Younger age, male sex, migration background, frailty, and outpatient services utilization during the last 12 months were negatively associated with the change in the risk of medication-related problems but not significantly associated with the change in polypharmacy risk. However, lower physical HRQoL and higher risk of multi-morbidity were significantly associated with the change in the risk of medication-related problems but not polypharmacy risk. The differences in the associations of the above factors on change of polypharmacy and the risk of medication-related problems are due to the information difference in which polypharmacy and medication-related problems are covered. Polypharmacy measures the number of medicines the participants take, which captures part of the medication-related problems a participant may encounter. On the other hand, MRQ offers a wider measure of the risk of medication-related problems, for example, information on following the prescription correctly. Further studies are needed to explore the association between the above factors and medication utilization.
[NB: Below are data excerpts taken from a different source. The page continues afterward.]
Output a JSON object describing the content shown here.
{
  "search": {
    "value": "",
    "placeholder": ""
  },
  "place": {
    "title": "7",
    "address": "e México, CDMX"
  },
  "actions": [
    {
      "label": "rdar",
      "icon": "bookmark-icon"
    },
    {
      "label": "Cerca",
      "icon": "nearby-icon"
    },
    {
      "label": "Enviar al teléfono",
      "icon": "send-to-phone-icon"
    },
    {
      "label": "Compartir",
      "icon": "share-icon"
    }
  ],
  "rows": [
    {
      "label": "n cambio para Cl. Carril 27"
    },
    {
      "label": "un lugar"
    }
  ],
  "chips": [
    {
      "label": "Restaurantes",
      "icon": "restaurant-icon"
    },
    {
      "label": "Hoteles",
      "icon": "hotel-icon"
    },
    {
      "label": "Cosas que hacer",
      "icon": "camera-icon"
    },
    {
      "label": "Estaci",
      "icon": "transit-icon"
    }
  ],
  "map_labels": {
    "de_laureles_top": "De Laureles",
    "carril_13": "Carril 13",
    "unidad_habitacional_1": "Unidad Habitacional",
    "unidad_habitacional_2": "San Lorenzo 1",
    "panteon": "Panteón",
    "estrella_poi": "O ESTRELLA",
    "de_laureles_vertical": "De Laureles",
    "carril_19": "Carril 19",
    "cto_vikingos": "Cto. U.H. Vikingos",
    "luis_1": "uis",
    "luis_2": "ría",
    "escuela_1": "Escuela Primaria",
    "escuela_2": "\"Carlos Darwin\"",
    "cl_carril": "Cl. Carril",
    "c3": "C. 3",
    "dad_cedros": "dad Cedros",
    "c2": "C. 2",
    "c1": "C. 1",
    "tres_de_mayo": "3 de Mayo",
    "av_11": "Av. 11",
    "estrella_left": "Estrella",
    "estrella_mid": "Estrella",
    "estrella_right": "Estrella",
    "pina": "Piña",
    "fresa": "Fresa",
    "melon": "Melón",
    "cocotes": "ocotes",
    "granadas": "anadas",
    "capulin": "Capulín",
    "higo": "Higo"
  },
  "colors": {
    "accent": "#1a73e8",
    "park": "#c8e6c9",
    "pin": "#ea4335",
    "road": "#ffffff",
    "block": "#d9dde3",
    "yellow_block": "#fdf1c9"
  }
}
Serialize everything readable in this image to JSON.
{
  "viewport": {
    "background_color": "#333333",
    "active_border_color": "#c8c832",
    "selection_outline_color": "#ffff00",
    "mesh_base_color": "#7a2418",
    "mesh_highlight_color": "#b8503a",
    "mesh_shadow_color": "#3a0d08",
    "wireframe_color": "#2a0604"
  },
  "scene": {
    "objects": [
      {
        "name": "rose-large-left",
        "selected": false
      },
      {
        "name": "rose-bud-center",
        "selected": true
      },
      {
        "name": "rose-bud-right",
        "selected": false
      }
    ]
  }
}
Methodological considerations

Our results need to be interpreted with caution. The population in this study is 75 years and older, so we cannot generalize our findings to the entire community-dwelling older population. The risk of medication-related problems were assessed by the self-reported questionnaire MRQ, which reflects different medication-related problems (e.g. poor adherence, inadequate monitoring). However, individual prescriptions or inappropriate drug selection were not assessed in the questionnaire. Therefore, caution is needed when interpreting the results.

Conclusions

Multiple factors in demography, lifestyle, nutrition, and health care use are associated with polypharmacy and the high risk of medication-related problems. Polypharmacy is a single and important element that may reflect the number of medications taken. To comprehensively assess the context of medication use among older people, the broader content of medication-related problems should be considered as well. These provide starting points to improve interventions to reduce polypharmacy and the risk of medication-related problems. In the meantime, health professionals can apply these insights to identify subgroups of patients at a high risk of polypharmacy and having a high risk of medication-related problems.